Un giorno di straordinario valore, un tavolo di confronto concreto, aperto, sincero. ICT4Trade, in collaborazione con Context, ha organizzato la seconda attesa edizione di #Distriboutique. Un piccolo, grande momento di interazione e analisi sulle evoluzioni in atto nel canale ICT a partire dall’esclusiva ricerca condotta su un campione di quasi 300 resellers. Il tema? il livello di gradimento per i distributori

La distribuzione italiana può guardare con maggiore fiducia al 2015, dopo un 2014 anche più positivo delle aspettative ed è chiamata – in un modo o nell’altro – a confrontarsi con il fenomeno del cloud.

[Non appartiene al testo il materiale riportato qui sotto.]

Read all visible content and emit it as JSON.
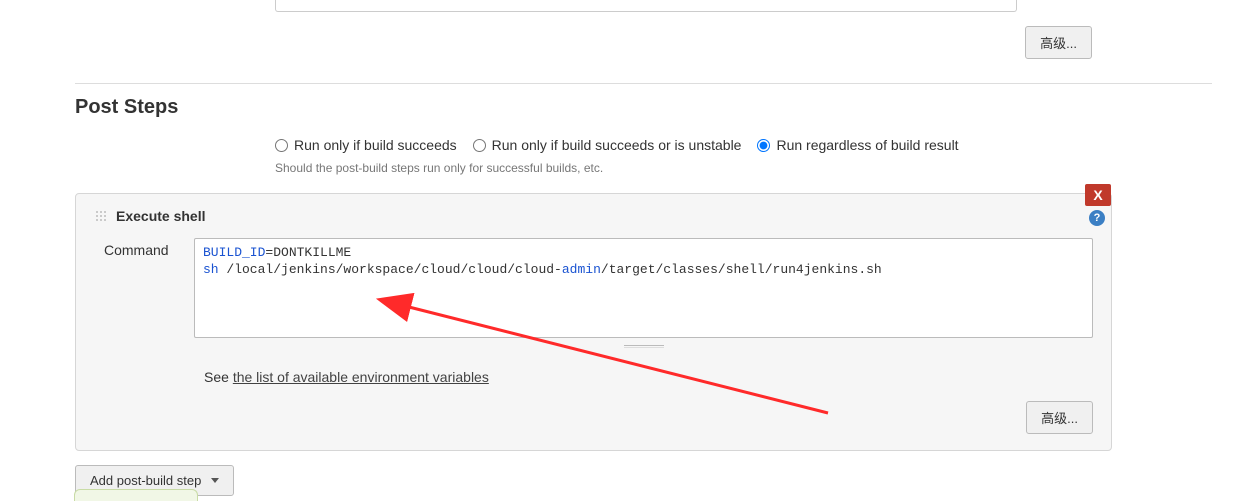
{
  "top_advanced_button": "高级...",
  "section_title": "Post Steps",
  "radios": {
    "opt1": "Run only if build succeeds",
    "opt2": "Run only if build succeeds or is unstable",
    "opt3": "Run regardless of build result",
    "selected": "opt3"
  },
  "radio_hint": "Should the post-build steps run only for successful builds, etc.",
  "step": {
    "title": "Execute shell",
    "close_label": "X",
    "command_label": "Command",
    "code_keyword": "BUILD_ID",
    "code_assign": "=DONTKILLME",
    "code_cmd": "sh ",
    "code_path_pre": "/local/jenkins/workspace/cloud/cloud/cloud-",
    "code_path_hl": "admin",
    "code_path_post": "/target/classes/shell/run4jenkins.sh",
    "env_prefix": "See ",
    "env_link": "the list of available environment variables",
    "inner_advanced": "高级...",
    "help_icon_label": "?"
  },
  "add_step_label": "Add post-build step"
}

Questi i principali spunti emersi dalla seconda edizione di Distriboutique, la speciale tavola rotonda organizzata da Ict4 trade che rappresenta ormai un importante momento di confronto per i principali distributori nazionali. All’appuntamento hanno partecipato Vincenzo Baggio, AD Tech Data Italia, Gianluca Guasti, Direttore Marketing Computer Gross, Andrea Massari, AD Avnet Italia, Maria Antonietta Vasi, Sales Manager, Exclusive Networks (Sidin), Riccardo Fantoni, Direttore Marketing Icos, Franco Puricelli, AD Systematika Distribution, Cesare Valenti, Executive Vice President Itway, Roberto Riccò, Direttore Commerciale e Fondatore Alias, Rodolfo Casieri, Direttore Commerciale EDSlan, Riccardo Bosio, Cloud Sales Manager Esprinet, Massimo Grillo, CEO di Horus Informatica e Mauro Bacchiocchi, Sales Director di Telecom Italia Digital Solutions. Il punto di partenza della discussione sono stati i dati presentati da Isabel Aranda (nella foto), analista di Context, società di ricerche di mercato specializzata nel canale. Numeri che hanno confermato le notizie positive che già si erano parzialmente intravisti nei mesi scorsi. A livello europeo la distribuzione IT europea ha fatturato nel 2014 circa 60 miliardi di euro, il 4% in più rispetto al 2013. Decisamente meglio ha fatto la Spagna (+24%), ma anche l’Italia (+12,5), per circa 5,2 miliardi di euro di giro d’affari nel 2014.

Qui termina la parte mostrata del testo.